O que é um amigo legal? [pesquisadora]

- É que não arenga. Que é carinhoso. É bom pra pessoa. Existe arenga na escola? [pesquisadora]

- Vixe, e muito!

E por que arengam? [pesquisadora]

- Bole com a pessoa. Chamam R. de gordo. Me chamam de cabeção. E é muita arenga? [pesquisadora]

- Muita! Todo dia!

131 - Chamam ela de testa grande. Ainda me chamam de ferrugem. Chamam ela de baleia (aponta para Duda).

Mas, isso é na sala de aula? [pesquisadora] - É na sala, é fora.

Acho que o Alien não vai gostar disso não. E vocês brigam também ou só veem os outros brigarem? [pesquisadora]

- Eu brigo também.

- Vocês ajudariam o Alien fazer amigos na escola? [pesquisadora] - Sim. Mas vão ficar chamando de perna fina. (risos).

(Duda, Jean, Marta, Raul - Grupo 4 – Tabela 4)

Esses conflitos descrevem o que Passeggi, Nascimento e Silva (2016) analisam como violência na escola, tomando como fundamento o conceito de Charlot (2002): “A violência na escola é aquela que se reproduz dentro do espaço escolar, sem estar ligada à natureza e às atividades da instituição escolar”. Comumente, são conflitos que começam com brincadeiras e terminam em agressão. De todo modo, a amizade construída na escola resulta desse processo de socialização e interação que constitui a escola e a experiência escolar. Apesar dos conflitos, a amizade se traduz num fenômeno marcante nos processos de formação e aprendizagem das crianças. As crianças aprendem em relação mútua, construindo suas experiências escolares. Ao serem questionadas sobre o Alien ser um bom amigo, fazem a indagação de que se o Alien não arenga, isso lhe definiria como bom amigo.
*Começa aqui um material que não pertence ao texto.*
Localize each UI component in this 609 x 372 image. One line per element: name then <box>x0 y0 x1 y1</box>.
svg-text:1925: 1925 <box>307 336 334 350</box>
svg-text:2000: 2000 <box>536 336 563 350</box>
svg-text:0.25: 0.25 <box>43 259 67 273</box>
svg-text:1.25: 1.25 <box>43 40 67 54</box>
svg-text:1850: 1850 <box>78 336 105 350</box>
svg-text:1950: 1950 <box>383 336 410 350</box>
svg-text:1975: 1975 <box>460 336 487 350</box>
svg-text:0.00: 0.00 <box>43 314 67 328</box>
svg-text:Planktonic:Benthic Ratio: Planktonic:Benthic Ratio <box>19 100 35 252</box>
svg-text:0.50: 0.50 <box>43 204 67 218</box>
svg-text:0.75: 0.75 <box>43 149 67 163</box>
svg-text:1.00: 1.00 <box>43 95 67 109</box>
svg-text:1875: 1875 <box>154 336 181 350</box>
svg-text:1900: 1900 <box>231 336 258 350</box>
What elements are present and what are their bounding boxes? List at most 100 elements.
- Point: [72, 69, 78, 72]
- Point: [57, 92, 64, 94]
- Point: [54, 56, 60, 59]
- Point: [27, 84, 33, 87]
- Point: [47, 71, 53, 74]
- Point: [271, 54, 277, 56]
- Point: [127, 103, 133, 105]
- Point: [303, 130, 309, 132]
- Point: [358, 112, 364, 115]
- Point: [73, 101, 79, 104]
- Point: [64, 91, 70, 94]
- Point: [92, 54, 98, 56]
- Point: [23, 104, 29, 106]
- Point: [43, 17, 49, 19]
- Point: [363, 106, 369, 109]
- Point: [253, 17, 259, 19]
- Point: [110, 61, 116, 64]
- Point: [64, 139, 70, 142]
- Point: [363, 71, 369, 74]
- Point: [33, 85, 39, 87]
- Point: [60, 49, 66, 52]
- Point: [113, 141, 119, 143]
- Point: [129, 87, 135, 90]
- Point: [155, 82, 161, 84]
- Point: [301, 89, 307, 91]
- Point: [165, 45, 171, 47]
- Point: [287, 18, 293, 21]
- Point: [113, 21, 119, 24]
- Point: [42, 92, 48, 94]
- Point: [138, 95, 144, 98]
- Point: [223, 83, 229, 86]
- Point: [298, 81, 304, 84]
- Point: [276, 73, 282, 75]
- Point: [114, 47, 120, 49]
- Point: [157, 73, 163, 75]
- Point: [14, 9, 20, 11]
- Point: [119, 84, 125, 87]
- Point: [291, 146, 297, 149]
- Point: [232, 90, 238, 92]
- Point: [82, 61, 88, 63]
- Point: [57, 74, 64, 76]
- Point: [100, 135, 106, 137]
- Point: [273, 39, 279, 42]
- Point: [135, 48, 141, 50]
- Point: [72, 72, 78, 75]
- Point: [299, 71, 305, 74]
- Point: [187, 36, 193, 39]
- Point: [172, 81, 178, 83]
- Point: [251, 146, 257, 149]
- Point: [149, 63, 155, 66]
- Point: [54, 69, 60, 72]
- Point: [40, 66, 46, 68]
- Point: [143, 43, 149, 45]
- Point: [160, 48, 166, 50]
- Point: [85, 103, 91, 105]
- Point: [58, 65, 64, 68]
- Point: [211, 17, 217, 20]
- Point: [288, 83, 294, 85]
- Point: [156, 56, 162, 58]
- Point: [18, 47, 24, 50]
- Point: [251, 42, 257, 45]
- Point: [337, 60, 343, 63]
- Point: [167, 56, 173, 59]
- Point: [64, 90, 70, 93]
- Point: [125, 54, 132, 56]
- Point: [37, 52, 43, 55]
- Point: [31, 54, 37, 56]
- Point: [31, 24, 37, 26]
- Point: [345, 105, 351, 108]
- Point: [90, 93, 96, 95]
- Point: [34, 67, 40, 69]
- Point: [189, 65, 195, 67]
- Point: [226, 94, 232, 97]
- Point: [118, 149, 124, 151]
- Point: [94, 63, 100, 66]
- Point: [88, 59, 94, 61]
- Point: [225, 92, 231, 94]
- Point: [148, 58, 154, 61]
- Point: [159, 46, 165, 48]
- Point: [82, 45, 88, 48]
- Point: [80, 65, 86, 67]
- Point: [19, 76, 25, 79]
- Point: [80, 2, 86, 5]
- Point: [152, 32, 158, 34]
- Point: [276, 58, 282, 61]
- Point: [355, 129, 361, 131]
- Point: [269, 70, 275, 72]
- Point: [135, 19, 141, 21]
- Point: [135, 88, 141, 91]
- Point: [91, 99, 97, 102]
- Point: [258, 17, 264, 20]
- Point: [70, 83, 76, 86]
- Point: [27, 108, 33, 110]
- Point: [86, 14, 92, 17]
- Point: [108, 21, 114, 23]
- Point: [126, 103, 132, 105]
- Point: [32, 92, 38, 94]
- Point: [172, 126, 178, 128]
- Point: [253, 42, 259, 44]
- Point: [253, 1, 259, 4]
Vocês acham que o Alien seria um bom amigo? [pesquisadora] (Acenam que sim).

- Ele não arenga?

Não, ele não arenga. [pesquisadora]

(Helô, Vivi, Myrla, Bia - Grupo 1 – Tabela 4)

Assim, reforçam o que vêm expressando em suas narrativas, que os bons amigos não arengam, não falam mal, não brigam; mas, ajudam e cooperam nas brincadeiras e nos estudos. Os que falam mal e brigam não são bons amigos. Diante dos conflitos que surgem, as crianças vão se juntando com outras com as quais mais se identificam, e construindo laços de amizades mais próximos e fortes. Isso ocorre com as crianças do Arrojado que, apesar de interagir em alguns momentos

132 com as demais crianças da escola, tendem a se isolar e a brincar entre elas, principalmente, na hora do intervalo das aulas.